Thanks to spiders, stewed prunes and good teaching, MICHAEL UNIACKE enjoyed an excellent introduction to International Sign
THE ART OF ABSORBING any sign language is not to try too hard. It’s best to let it wash over you, to allow yourself to see the flow, the full picture of face and movement. Being introduced to International Sign was not trying to learn a new sign language, because I wasn’t sure if International Sign was in fact a language. From the little I knew, it seemed like a hybrid, a blending of signs with some kind of system. Did that make it a language?
When I arrived at the Tradeblock cafe in Prahran in Melbourne, Susan Emerson greeted me warmly, and signed that Auslan was not going to be used. We would be using only International Sign. Oh shit, I didn’t sign back. Then it dawned on me: she didn’t seem to be using Auslan, yet I understood her perfectly.
In front of a few dozen deaf and hearing enthusiasts like myself Shirley Liu made it quite clear: International Sign was NOT a language. That was an excellent starting point for the “International Sign Taster” evening presented by Shirley and by Susan, from the Australian Sign Language Interpreters Association.
ASLIA’s Victorian branch combined with Deaf Victoria to present this event. In the community of the world’s deaf people, with its dozens of different sign languages, there are a couple of events looming, in particular the World Federation of the Deaf congress in Paris in France. Learning about International Sign makes a lot of sense for those planning to travel to Paris. For others like myself? I was curious. What would International Sign tell me about sign language?
My apprehension was in fingerspelling. When Auslan’s two-handed fingerspelling gets really fast, parts of my brain mercifully shut down and my comprehension flies out the window. The flapping fingers then begin to resemble two obese Daddy Longlegs enjoying vigorous sex. Very old videos of sign language as used by deaf people in the first half of the previous century show a lot of fingerspelling. Some man in a hat and drab dark suit would be fingerspelling furiously, and all the deaf people around him would nod gravely in agreement. It looked like Martian.
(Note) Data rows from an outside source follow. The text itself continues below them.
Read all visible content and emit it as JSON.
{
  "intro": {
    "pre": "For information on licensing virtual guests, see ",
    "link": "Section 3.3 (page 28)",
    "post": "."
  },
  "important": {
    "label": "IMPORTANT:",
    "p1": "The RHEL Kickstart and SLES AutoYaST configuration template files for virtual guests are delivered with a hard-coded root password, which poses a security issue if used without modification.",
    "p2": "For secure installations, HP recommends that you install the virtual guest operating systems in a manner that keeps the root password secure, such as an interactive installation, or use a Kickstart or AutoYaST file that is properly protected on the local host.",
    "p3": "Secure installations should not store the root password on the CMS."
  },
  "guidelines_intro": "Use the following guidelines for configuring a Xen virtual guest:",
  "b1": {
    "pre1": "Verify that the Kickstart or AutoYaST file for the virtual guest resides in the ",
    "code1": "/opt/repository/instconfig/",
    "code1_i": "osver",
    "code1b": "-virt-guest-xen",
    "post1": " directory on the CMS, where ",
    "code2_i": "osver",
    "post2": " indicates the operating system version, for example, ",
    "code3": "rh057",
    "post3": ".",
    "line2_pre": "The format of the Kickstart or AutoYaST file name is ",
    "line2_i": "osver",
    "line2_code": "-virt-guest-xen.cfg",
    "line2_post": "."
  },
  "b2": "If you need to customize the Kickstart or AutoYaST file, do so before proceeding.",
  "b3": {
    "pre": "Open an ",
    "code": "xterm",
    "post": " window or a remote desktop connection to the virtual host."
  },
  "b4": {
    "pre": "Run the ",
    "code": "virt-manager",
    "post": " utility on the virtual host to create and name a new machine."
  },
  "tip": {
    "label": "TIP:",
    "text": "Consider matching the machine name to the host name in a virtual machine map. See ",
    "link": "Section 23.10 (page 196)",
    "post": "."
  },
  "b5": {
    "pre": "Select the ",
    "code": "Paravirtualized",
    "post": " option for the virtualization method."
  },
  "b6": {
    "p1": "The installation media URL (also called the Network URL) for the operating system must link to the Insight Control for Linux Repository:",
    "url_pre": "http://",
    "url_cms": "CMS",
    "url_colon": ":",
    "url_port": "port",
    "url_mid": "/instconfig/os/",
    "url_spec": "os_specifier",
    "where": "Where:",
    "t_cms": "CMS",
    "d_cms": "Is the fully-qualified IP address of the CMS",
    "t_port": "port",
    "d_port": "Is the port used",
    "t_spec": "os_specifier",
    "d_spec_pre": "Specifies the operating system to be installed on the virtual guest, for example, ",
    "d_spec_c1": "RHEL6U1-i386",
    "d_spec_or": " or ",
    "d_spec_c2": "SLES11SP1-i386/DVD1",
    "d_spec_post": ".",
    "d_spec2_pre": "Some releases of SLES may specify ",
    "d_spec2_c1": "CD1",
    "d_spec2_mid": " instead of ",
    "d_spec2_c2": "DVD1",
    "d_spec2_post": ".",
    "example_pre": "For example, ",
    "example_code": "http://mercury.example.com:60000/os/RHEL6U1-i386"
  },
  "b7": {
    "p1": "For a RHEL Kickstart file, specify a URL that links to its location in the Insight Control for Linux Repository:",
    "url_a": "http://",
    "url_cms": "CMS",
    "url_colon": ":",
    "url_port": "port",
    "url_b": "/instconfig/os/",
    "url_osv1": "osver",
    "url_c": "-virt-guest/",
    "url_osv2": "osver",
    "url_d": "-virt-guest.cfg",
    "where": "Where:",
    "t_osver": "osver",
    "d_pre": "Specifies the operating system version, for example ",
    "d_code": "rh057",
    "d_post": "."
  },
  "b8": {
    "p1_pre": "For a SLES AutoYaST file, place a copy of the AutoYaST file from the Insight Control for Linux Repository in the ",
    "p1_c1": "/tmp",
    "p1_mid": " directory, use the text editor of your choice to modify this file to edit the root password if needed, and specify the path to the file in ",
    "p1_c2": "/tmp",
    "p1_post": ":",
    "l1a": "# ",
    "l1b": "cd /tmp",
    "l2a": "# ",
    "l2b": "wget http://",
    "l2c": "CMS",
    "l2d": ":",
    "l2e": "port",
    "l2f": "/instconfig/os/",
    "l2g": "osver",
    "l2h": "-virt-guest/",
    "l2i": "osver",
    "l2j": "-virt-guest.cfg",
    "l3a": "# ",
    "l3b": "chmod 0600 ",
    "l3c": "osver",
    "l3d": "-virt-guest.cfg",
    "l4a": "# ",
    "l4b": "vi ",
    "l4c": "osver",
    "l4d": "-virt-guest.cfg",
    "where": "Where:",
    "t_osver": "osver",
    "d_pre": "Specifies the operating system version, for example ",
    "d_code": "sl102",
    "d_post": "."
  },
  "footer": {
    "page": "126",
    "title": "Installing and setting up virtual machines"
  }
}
If ever sign language made an appearance in Star Wars, that’s probably how they would fingerspell, assuming of course that the aliens possessed fingers with which to spell in the first place.
Back to the point. International Sign uses fingerspelling, and worse, it’s just with one hand. Of course I knew that, and yes I could make the handshapes, especially on those odd occasions when I was holding something in the other hand. But the handshapes for A E M N S T and X sort of bunch the fingers into the palm of the hand. How on earth would I tell the subtle differences between each letter while reading back?
I once asked an interpreter about this. Her reply was unsurprising: “There’s no substitute for practice, practice and more practice.”
THE BEST PIECE OF ADVICE from Shirley was the simplest: have fun. And we did. We all paired off and exchanged simple questions and answers, like “where do you work”, “what do you do to relax”, “do you want to go on a date with me” and “what should be the Terms of Reference for a Royal Commission into the Water Buy-back Scheme for the Murray-Darling Basin”. At first, Jac, my signing partner, and I were somewhat frozen – we were trying not to use Auslan. But as we relaxed it became easier. And so in my response to her question, “what are you most afraid of”, I used my hand to imitate a five-legged spider ambling up my inclined forearm.
I actually don’t mind spiders, provided they stay high up on a wall or on the ceiling, quietly meditating on spiderly matters. As in any sign language, facial expression is critical. As I responded to Jac’s question, I thought of what I am really afraid of: a bowl of stewed prunes in custard. I’m pretty sure my face showed that. Because at that precise moment it was a lot easier to sign the concept of ‘spider strolling up a slight incline’ than the concept of ‘bowl of horrid wrinkled disgusting oval-shaped black things writhing obscenely in a foul swamp of fetid custard’. Mind you, with a bit of practice I think I could eventually do it.
That’s when it struck me: International Sign gives you free rein to convey meaning in the way you think best suits the occasion. Call it what you will – iconic signs, pantomimic gestures; you could take advantage of the moment by using what you judge is best from your knowledge of sign language. It was about releasing yourself, feeling free to use your body to convey what you want. Shirley was absolutely right: you can have fun.
Susan emphasised, too, that if you’re at a gathering of deaf people from all over the world and you’re not sure you’re doing it right, just relax. Most people around you will be feeling the same. Don’t ever hesitate to ask for clarification. They explained all this in signs that were not wholly Auslan, but made sense. If you have a base of a sign language, then you have a good foundation for International Sign.
ASLIA’s description of the evening as a “taster” was a good one. It suggested an event during which you could try and decide for yourself. You could spit it out, or you could scoop up another, larger helping. Thanks to the skills and the enthusiasm of Shirley Liu and Susan Emerson in showing us International Sign, it was obvious to me that almost everyone in that room would be going back for seconds.